On Wednesday, 3 December 2014 at 02:41:11 UTC, ketmar via
Digitalmars-d-learn wrote:
On Wed, 03 Dec 2014 02:21:45 +0000
Michael via Digitalmars-d-learn
<digitalmars-d-learn@puremagic.com>
wrote:
Thanks for this. Its definitely a step in the right direction.
Would you mind explaining a bit more about the problem here,
if you can? I don't fully understand why the garbage collector
needs to know about the threads, and if so for how long does
it need to know? If I put in
"thread_attachThis();scope(exit)thread_detachThis();" it
doesn't appear to fix my problems, so I'm definitely curious
as to what is going on under the hood.
you have to call `thread_attachThis();` in "alien" thread, not
in D
thread. i.e. if you created thread from python code, you have
to call
`thread_attachThis();` in that python thread (i don't know how
you'll
do that, but you must ;-). and you must call
`thread_detachThis();`
from the same python thread before exiting from it.

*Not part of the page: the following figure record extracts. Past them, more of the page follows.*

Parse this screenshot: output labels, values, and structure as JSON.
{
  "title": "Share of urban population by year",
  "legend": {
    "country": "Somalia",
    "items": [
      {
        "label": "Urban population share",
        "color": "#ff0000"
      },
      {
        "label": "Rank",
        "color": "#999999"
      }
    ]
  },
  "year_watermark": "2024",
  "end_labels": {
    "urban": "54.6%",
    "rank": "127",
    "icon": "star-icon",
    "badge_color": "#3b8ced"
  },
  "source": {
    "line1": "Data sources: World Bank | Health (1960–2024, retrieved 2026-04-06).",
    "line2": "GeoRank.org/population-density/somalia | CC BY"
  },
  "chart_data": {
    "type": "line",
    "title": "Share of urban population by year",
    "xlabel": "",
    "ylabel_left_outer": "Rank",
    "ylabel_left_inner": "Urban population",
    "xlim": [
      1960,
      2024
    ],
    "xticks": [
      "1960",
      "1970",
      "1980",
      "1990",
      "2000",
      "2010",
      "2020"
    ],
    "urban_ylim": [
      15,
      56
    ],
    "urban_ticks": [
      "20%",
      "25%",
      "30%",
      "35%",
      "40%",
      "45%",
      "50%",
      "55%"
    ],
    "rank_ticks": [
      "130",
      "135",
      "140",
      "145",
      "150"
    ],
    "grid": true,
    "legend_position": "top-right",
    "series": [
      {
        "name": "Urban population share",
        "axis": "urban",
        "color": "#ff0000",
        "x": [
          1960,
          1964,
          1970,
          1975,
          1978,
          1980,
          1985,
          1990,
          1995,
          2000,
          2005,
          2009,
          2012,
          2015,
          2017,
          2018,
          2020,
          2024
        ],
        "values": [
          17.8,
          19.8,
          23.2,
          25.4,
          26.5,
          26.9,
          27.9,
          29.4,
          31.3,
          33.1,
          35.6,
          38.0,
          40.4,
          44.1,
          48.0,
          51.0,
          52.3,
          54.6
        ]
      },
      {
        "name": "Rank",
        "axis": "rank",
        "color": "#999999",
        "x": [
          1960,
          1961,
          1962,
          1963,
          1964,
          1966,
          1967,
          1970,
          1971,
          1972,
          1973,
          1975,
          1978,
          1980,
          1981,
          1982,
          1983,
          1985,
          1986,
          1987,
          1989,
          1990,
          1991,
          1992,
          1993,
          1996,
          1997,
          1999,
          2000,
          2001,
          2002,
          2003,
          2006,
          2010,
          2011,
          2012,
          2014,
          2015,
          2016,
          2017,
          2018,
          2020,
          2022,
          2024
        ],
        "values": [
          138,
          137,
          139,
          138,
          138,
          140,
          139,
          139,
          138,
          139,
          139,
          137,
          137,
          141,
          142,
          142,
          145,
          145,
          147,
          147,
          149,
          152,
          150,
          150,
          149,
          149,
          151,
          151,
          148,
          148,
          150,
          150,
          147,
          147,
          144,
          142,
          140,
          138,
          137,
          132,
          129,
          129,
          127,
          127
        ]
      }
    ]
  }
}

garbage collector must know about all running threads so it can
scan
their stacks, variables and so on. as there is no portable way
to set
application-wide hooks on thread creation and termination, you
must
inform GC about that events manually.
the other thing you can do is to not use any D allocated data in
"alien" threads. i.e. don't pass anything that was allocated by
D code
to python thread and vice versa. if you want to pass some data
to
"alien" thread, `malloc()` the necessary space, copy data to it
and
pass malloc'ed pointer. don't forget to free that data in
"alien"
thread. but i think that this is not what you really want, as
it means
alot of allocations and copying, and complicates the whole
thing alot.
"alien" is the thread that was created outside of D code.
Okay. Well I am already not passing any D-allocated data. I'm
specifically creating variables/arrays on the C-stack, and then
passing the pointer of that to D and overwriting the data of the
C-stack pointer for any return values. I was worried about that
specific problem and I thought this would be a solution. I am
then able to tell python to use the C-stack variable without
having to worry about D trying to run any garbage collection on
it.
Going the other way, I probably am passing some python strings
etc.. into D, but I would assume they are valid for the lifetime
of the function call, and that D would have no reason to try and
perform any garbage collection on them.